OR-Toolformer: Modeling and Solving Operations Research Problems with Tool Augmented Large Language Models
This work addresses privacy and cost issues in applying LLMs to operations research problems, offering a generalizable solution for domain-specific applications, though it is incremental as it builds on existing tool-augmented fine-tuning methods.
The paper tackled the challenge of using large language models for operations research tasks while addressing privacy and cost concerns by introducing OR-Toolformer, which fine-tunes an open-source model with tool augmentation, achieving up to 80.1% execution accuracy on benchmarks and a 21 percentage-point improvement in zero-shot evaluation on unseen problems.

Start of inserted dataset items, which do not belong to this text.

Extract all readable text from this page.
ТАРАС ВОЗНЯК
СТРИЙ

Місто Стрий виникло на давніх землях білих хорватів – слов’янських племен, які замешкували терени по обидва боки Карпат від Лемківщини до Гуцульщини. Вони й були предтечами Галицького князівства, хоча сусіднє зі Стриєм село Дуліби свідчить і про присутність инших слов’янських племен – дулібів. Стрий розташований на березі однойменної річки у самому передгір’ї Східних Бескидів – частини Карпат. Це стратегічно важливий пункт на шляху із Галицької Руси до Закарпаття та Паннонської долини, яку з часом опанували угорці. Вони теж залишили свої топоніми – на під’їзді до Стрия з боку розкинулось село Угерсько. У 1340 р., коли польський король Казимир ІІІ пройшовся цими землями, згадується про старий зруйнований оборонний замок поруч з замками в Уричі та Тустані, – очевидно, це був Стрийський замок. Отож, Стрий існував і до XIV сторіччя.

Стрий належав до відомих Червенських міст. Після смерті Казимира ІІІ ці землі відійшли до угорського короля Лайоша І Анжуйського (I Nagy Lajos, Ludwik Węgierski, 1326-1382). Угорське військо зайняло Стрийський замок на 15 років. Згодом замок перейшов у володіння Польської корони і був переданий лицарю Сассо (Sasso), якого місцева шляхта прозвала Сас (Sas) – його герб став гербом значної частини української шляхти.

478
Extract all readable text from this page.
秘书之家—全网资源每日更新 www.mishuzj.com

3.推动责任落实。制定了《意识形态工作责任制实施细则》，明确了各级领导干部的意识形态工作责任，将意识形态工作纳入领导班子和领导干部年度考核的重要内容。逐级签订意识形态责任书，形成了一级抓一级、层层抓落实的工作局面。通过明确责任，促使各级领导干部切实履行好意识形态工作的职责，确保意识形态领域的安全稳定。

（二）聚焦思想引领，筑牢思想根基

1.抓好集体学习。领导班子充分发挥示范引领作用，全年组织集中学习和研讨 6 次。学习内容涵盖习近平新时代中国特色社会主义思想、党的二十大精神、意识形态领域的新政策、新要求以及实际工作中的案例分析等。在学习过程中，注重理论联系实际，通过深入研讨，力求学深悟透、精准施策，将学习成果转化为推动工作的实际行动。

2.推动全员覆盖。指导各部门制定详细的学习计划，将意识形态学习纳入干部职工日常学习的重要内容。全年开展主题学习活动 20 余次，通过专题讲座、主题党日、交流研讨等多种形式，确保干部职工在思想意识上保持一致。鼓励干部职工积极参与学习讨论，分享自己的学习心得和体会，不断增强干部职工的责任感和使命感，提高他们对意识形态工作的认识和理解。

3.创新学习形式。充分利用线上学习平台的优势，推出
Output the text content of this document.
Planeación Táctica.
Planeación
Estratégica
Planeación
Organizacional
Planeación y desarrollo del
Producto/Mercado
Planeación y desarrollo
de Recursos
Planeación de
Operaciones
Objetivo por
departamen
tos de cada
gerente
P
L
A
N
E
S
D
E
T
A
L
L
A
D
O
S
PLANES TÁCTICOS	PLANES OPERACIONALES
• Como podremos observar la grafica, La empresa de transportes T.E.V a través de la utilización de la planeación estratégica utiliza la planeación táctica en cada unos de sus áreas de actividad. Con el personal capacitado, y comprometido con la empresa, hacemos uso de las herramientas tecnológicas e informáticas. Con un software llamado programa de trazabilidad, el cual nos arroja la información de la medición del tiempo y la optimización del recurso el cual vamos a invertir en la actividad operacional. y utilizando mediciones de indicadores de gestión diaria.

Large language models (LLMs) demonstrate strong mathematical reasoning, but reliance on closed-source APIs for OR tasks raises privacy concerns, and training open-source models from scratch incurs high compute costs. We introduce OR-Toolformer, which fine-tunes Llama-3.1-8B-Instruct with a semi-automatic data synthesis pipeline that generates diverse OR problem-answer pairs and augments the model with external solvers to produce API calls. On three of four standard benchmarks, OR-Toolformer achieves up to 80.1% execution accuracy, exceeding size-matched baselines by over 4.3%. In zero-shot evaluation on two unseen OR problem types, it attains 54% average accuracy, a 21 percentage-point improvement over the strongest baseline. These findings validate the efficacy of tool-augmented fine-tuning LLMs for accurate and generalizable OR problem modeling and solving.